I thought I had escaped the abuse, but it was only a taste of what was to come in the following years.
This latest foster home has been the easiest to navigate, but it still comes with the occasional black eye or busted lip.
I don’t know where I’m going, but I know I need to get out of here before my case worker shows up and sends me somewhere else.
It’s almost summer here in Wisconsin. The weather is nice enough to sleep outside until I find a place to stay.
Maybe I can stay with a co-worker or something for a few days until I figure things out.
I’ve roughed it on the streets before for a little while in between places, but it's been years since I’ve done that.
I look older now, so I won’t get picked up by the police again. I’ll even stop going to school and just get my GED so they won’t catch me again. Nothing is worse than being sent to a new foster family; especially as a teenager.
The rules are always overly strict, the other foster kids hate me, and I never stay long enough in one place to get comfortable.
I’m not a bad kid; I’m just damaged and can’t trust people.
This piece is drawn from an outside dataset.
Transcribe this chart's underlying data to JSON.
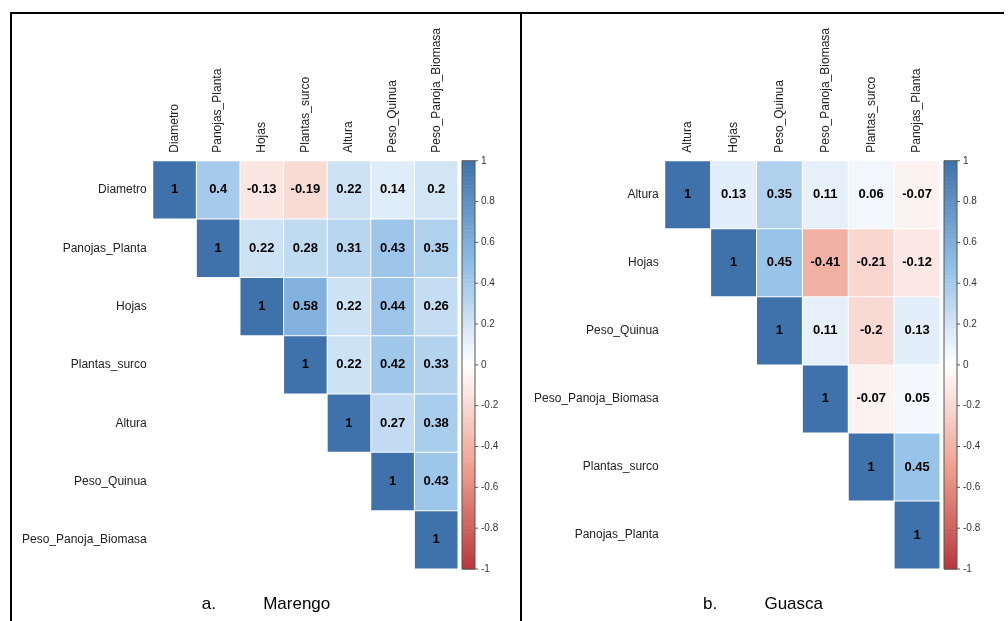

I trusted my parents, and they abused me throughout my entire childhood.
Trust doesn’t come easily for many people around me because of this.
I’ve always felt more comfortable being alone than with people who don’t want to know me.
I’ve been just another paycheck for my previous foster parents.
There isn’t much here to take with me, just some clothes that barely fit anymore, a cell phone I bought with my money I earned from work, and a blanket to cover myself with while I sleep.
As soon as I open the bedroom door, a cloud of cigarette smoke engulfs me, and loud snoring comes from down the hallway.
My escape route is clear if I hear snoring; I sneak in and out of the house all the time while my foster dad is asleep.
It gets much more difficult when my foster mother is here.
She works during the day and goes out at night, but sometimes she shows up at random times, making me have to wait around to leave or get back into the house.
I don’t want any issues tonight, so I pray that she’s not anywhere close by so I can leave without anyone noticing.
The last foster kid they had left two months after I got here.
So it’s been just us for almost a year. That’s when the physical abuse started, and things have gotten worse as time goes by.
It’s my time to go; I can take care of myself.
Anything is better than living here, not knowing when the next fight will start or if I’ll be hit again.
Once I safely exit my latest prison, I turn back to look at the house as my glasses fog up from the cold.
Its weathered front door, the overgrown landscaping in the front, and dark, uninviting windows look back at me.
There was never anything for me in this house; it was just another place to go when I had nothing.
I still have nothing, but that’s fine; I need little to survive, anyway.